At the dead centre of Sharjah on Al Burj Avenue stands the modest little Al Hisn Fort, the former residence of the ruling Al Qassimi family and centrepiece of the old town. (Currently overshadowed by a long line of spectacularly ugly apartment blocks, although these are now slated for long overdue demolition as part of the ambitious Heart of Sharjah project which aims to remodel the entire city centre over the coming decade.)
The original fort was actually demolished in 1969, save for a single tower. Hearing of the fort’s destruction, Sharjah’s current ruler Sheikh Sultan Bin Mohammad Al Qassimi (then the crown prince) returned post-haste from Cairo, where he was studying, and ordered the immediate rebuilding of the entire structure, salvaging as much of the original as possible.

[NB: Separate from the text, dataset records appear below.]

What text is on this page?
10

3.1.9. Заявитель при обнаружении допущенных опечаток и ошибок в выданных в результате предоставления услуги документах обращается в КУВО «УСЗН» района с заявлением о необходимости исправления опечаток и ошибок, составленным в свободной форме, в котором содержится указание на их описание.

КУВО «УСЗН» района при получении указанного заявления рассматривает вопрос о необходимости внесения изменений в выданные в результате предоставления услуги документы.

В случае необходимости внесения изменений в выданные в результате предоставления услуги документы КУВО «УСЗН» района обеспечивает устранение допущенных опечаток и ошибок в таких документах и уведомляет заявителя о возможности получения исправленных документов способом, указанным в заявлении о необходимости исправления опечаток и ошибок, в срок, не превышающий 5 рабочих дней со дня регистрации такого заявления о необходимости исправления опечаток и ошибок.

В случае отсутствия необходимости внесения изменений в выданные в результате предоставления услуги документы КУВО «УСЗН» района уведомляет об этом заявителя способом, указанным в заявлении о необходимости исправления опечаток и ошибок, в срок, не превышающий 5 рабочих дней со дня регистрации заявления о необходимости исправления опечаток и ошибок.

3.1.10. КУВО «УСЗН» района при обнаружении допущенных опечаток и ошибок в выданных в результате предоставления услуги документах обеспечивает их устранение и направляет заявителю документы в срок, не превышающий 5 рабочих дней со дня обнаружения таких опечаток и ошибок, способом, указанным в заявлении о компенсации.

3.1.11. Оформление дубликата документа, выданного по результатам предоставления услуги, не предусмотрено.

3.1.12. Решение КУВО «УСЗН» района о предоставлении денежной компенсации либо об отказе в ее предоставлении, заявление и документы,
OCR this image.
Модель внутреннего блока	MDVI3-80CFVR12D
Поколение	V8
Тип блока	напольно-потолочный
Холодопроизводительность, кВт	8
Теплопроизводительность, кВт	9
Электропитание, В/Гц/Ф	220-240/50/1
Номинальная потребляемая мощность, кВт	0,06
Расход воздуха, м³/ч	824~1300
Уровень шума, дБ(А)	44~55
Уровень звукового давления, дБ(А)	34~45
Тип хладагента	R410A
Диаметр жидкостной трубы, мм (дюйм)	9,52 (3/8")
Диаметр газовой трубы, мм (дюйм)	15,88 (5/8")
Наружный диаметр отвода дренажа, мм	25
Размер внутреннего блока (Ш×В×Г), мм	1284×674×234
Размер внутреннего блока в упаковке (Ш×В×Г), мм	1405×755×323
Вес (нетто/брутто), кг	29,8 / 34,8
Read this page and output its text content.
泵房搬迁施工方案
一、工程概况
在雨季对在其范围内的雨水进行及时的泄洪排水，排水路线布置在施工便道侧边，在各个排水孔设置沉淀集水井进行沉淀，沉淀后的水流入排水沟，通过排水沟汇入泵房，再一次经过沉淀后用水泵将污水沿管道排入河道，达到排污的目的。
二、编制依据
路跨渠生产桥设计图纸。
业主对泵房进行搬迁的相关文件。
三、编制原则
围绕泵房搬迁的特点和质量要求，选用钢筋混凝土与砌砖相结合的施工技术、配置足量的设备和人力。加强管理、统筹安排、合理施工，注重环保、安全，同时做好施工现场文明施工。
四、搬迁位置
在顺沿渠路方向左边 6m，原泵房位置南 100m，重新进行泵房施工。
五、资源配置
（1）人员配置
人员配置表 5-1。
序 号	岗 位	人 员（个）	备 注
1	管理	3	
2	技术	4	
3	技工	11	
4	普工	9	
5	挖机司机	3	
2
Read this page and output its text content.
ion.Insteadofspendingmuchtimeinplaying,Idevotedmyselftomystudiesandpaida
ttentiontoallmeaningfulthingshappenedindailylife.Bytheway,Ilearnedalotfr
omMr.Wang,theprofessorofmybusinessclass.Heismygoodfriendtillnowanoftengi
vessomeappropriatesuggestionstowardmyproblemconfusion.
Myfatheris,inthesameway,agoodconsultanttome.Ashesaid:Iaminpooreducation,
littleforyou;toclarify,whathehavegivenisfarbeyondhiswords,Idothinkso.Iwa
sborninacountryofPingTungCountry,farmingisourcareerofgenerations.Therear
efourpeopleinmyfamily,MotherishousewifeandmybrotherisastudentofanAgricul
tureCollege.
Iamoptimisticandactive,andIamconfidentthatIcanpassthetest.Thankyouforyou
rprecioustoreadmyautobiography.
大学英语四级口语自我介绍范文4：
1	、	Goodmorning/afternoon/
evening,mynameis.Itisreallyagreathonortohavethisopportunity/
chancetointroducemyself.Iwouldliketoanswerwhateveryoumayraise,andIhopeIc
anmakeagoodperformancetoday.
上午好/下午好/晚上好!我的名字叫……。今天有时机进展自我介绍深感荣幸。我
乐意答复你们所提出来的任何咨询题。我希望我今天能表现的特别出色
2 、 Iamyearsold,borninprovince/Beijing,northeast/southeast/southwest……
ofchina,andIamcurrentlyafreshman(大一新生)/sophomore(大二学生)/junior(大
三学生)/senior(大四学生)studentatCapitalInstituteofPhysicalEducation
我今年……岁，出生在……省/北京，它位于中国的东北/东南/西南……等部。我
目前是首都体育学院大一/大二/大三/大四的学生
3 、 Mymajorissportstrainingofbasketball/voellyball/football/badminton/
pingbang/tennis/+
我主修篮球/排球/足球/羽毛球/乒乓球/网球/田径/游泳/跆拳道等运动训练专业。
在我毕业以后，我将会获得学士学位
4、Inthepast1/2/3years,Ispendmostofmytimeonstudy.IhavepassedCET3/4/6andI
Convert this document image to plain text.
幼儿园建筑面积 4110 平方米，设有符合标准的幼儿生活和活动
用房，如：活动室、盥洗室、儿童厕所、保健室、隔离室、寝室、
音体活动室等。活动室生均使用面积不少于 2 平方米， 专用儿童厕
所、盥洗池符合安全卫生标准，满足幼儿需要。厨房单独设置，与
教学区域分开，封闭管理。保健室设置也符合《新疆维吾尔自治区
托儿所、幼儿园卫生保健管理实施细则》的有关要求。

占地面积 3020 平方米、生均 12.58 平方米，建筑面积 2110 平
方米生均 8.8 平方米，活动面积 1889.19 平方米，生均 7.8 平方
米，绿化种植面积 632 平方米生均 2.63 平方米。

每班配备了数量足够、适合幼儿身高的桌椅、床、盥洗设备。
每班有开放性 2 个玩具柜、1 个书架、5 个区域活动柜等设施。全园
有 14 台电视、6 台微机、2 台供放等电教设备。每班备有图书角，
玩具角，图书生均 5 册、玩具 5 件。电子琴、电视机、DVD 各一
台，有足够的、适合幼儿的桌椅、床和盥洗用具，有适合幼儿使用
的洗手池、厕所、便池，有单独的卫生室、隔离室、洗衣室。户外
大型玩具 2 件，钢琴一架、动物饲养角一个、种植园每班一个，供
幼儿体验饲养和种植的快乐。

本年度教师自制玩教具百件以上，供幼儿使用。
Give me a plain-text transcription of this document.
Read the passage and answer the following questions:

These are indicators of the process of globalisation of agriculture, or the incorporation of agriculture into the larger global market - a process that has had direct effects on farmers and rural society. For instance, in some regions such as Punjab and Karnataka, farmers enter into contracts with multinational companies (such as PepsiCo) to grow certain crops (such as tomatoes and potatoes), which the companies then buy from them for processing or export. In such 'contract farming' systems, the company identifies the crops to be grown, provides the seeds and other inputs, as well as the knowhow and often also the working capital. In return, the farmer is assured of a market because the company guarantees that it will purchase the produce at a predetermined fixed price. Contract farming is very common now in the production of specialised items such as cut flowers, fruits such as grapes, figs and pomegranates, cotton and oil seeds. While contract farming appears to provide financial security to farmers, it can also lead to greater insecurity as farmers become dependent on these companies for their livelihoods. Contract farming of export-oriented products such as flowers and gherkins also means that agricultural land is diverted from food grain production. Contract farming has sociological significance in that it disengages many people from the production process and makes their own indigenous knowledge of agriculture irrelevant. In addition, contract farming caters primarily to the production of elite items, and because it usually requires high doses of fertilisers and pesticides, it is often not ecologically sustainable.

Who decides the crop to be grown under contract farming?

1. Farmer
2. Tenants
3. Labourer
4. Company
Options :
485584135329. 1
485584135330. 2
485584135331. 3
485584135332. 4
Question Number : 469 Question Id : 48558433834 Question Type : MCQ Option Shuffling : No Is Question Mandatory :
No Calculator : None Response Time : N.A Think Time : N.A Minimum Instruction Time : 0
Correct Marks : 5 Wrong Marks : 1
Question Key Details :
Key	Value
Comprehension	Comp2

The fort underwent further extensive renovations in recent years, finally reopening in 2014 and now looking as good as it ever did – or possibly better. Modest exhibits fill out the various rooms, arranged around the spacious central courtyard. One (Al Ghurfah) has been done up to resemble a traditional majlis (meeting room) complete with chintzy antique armchairs and old books. Another houses a replica medbasa , or traditional date-press room – sacks of dates were piled up the ridged floor beneath heavy weights and the juices squeezed out and collected to make molasses. You can also spend time inside the murky old prison cell located the base of the fort’s main tower.
Other exhibits include a few interesting photographs of the Al Hisn over the years including of the fort before its demolition in 1971, looking surprisingly different from the building you see today.